Datum uitspraak: 5 juni 2019
AFDELING
BESTUURSRECHTSPRAAK
Uitspraak op het hoger beroep van:
[appellante], wonend te Amsterdam,
tegen de mondelinge uitspraak van de rechtbank Amsterdam van 21 juni 2018 in zaak nr. 17/6379 in het geding tussen onder meer:
[appellante]
en
het college van burgemeester en wethouders van Amsterdam, als rechtsopvolger van het algemeen bestuur van de bestuurscommissie van Stadsdeel Centrum van de gemeente Amsterdam (hierna: het college).
Procesverloop
Bij besluit van 8 mei 2017 heeft het college [appellante], [belanghebbende], en eventuele andere gebruikers van het pand aan [locatie 1], [locatie 2] en [locatie 3] te Amsterdam (hierna: het pand) met een last onder bestuursdwang gelast om het gebruik van het pand, de bijbehorende vliering en het dak als logiesgebouw/hotel onmiddellijk te staken en gestaakt te houden.

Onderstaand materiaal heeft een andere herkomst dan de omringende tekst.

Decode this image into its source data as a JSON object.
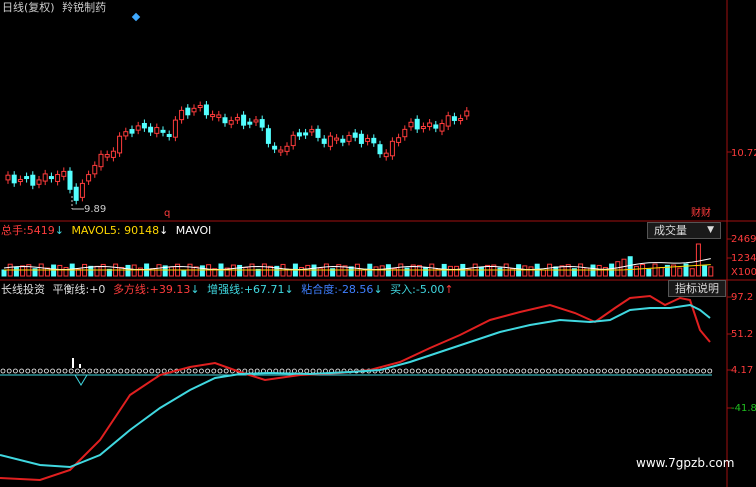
{
  "header": {
    "chart_label": "日线(复权)",
    "stock_name": "羚锐制药"
  },
  "price_panel": {
    "right_label": "10.72",
    "low_annotation": "9.89",
    "marker_q": "q",
    "tag_text": "财财"
  },
  "volume_panel": {
    "total_label": "总手:",
    "total_value": "5419",
    "mavol5_label": "MAVOL5:",
    "mavol5_value": "90148",
    "mavol10_label": "MAVOl",
    "tab_label": "成交量",
    "axis_top": "2469",
    "axis_mid": "1234",
    "axis_unit": "X100"
  },
  "indicator_panel": {
    "name": "长线投资",
    "balance_label": "平衡线:",
    "balance_value": "+0",
    "bull_label": "多方线:",
    "bull_value": "+39.13",
    "strength_label": "增强线:",
    "strength_value": "+67.71",
    "cohesion_label": "粘合度:",
    "cohesion_value": "-28.56",
    "buy_label": "买入:",
    "buy_value": "-5.00",
    "help_button": "指标说明",
    "axis_1": "97.2",
    "axis_2": "51.2",
    "axis_3": "4.17",
    "axis_4": "-41.8"
  },
  "watermark": "www.7gpzb.com",
  "colors": {
    "up": "#ff3c3c",
    "down": "#54ffff",
    "bull_line": "#e02020",
    "strength_line": "#40d8e0",
    "yellow": "#ffd700"
  }
}
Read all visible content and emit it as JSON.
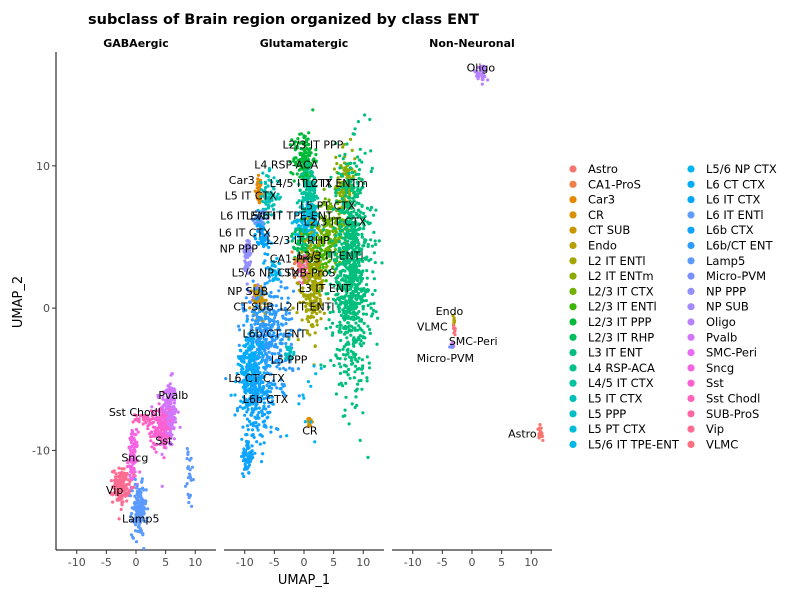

Bij besluit van 21 september 2017 heeft het college het door [appellante] en [belanghebbende] daartegen gemaakte bezwaar ongegrond verklaard en het besluit van 8 mei 2017 gehandhaafd.
Bij mondelinge uitspraak van 21 juni 2018 heeft de rechtbank het door [appellante] en [belanghebbende] daartegen ingestelde beroep niet-ontvankelijk verklaard. Het proces-verbaal van deze uitspraak is aangehecht.
Tegen deze uitspraak heeft [appellante] hoger beroep ingesteld.
Het college heeft een schriftelijke uiteenzetting gegeven.
[appellante] heeft nadere stukken ingediend.
De Afdeling heeft de zaak ter zitting behandeld op 16 april 2019, waar [appellante], vertegenwoordigd door [gemachtigde], is verschenen.
Overwegingen
1.    [appellante] is voor het door haar ingestelde hoger beroep een bedrag van € 253,00 aan griffierecht verschuldigd. Een hoger beroep wordt ingevolge artikel 8:41, vierde, vijfde en zesde lid, gelezen in verbinding met artikel 8:108, eerste lid, van de Algemene wet bestuursrecht niet-ontvankelijk verklaard indien storting of bijschrijving van het griffierecht niet heeft plaatsgevonden binnen vier weken na de dag van verzending van de mededeling waarin de indiener van een beroepschrift is gewezen op de verschuldigdheid van het griffierecht, tenzij redelijkerwijs niet kan worden geoordeeld dat de indiener in verzuim is geweest.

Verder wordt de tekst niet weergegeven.